Information on Scope of Practice
Doctors of Podiatric Medicine (DPMs) are licensed under Section 2472 of the State Medical Practice Act. They diagnose and treat medical conditions affecting the foot, ankle and related structures (including the tendons that insert into the foot and the nonsurgical treatment of the muscles and tendons of the leg). A doctor of Podiatric Medicine with training or experience in wound care may treat ulcers resulting from local and systemic etiologies on the leg no further proximal than the tibial tubercle. Any procedure and modality is within the DPM scope if utilized to diagnose and treat foot, ankle or other podiatric conditions.
In addition to performing foot and ankle surgeries, DPMs are also licensed to assist medical and osteopathic doctors (MDs, DOs) in any surgery--podiatric or non-podiatric.
DPMs are trained and fully licensed to independently perform full-body history and physical (H&P) examinations in any setting for any patient.
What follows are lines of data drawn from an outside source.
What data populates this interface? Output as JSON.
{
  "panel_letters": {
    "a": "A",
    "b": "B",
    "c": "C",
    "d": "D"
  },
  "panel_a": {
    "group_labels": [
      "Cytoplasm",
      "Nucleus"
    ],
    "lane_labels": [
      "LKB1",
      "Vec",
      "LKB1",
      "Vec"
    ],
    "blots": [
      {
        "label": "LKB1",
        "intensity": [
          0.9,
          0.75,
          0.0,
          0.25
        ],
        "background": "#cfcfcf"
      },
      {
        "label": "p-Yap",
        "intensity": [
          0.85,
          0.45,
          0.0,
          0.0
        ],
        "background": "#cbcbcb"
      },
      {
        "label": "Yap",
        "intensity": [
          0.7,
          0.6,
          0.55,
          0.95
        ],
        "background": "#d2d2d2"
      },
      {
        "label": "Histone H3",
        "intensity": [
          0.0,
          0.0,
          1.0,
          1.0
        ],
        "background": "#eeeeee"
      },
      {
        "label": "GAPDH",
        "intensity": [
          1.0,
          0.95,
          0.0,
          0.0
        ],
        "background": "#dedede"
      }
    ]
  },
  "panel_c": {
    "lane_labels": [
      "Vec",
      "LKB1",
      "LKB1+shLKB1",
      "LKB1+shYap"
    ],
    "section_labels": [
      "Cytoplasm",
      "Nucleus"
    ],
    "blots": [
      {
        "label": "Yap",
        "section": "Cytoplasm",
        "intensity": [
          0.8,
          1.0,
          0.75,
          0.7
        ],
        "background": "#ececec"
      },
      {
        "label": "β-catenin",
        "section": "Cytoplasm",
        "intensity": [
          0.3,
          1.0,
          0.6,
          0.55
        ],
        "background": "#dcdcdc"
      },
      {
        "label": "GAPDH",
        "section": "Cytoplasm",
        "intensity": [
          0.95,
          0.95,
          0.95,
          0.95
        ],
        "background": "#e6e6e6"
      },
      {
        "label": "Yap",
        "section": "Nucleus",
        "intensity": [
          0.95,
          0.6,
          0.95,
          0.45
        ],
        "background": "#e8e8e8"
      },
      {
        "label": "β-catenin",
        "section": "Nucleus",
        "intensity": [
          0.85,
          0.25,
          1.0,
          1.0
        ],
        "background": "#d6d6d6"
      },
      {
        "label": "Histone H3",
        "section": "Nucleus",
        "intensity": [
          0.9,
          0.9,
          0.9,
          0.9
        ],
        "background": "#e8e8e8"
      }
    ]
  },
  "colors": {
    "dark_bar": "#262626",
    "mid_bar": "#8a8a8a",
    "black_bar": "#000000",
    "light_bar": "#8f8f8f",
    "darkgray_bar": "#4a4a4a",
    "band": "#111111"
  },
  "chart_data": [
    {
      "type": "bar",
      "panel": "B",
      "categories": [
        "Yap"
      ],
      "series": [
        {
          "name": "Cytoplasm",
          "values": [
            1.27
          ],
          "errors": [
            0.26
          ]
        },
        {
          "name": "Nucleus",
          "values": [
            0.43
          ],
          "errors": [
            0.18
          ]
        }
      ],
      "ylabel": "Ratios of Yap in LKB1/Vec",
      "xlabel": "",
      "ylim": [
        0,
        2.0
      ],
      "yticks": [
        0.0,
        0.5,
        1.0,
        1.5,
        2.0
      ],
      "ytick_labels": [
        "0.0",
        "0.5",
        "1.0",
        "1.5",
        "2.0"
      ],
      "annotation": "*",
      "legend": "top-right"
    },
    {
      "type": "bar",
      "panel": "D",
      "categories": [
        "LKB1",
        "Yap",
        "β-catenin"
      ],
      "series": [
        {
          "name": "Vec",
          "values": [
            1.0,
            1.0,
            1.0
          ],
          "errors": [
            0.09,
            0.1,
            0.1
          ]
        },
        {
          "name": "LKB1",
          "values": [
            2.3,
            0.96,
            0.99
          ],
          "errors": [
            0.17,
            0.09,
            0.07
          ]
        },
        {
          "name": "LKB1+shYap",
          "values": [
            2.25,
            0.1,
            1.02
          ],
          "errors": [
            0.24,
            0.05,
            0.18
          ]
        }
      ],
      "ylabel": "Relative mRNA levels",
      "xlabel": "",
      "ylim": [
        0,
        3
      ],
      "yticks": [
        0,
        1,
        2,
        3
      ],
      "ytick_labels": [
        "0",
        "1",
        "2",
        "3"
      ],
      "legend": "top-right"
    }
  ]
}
DPMs, many of whom develop expertise in the care and preservation of the diabetic foot, perform partial amputations of the foot as far as proximal with the Chopart's joint, to prevent greater loss of limb, ambulation, or life. They order and administer anesthesia and sedatives, as indicated. The administration of general anesthesia, of course, may only be performed by an anesthesiologist or certified registered nurse anesthetist (CRNA). DPMs commonly administer intravenous (IV) sedation.
Section 2472 also specifies the various peer-reviewed facilities in which ankle surgery may be performed. It may be viewed in its entirety from BPM’s website under Laws & Regulations. BPM interprets surgical treatment of the ankle to include those parts of the tibia, fibula, their malleoli and related structures as indicated by the procedures.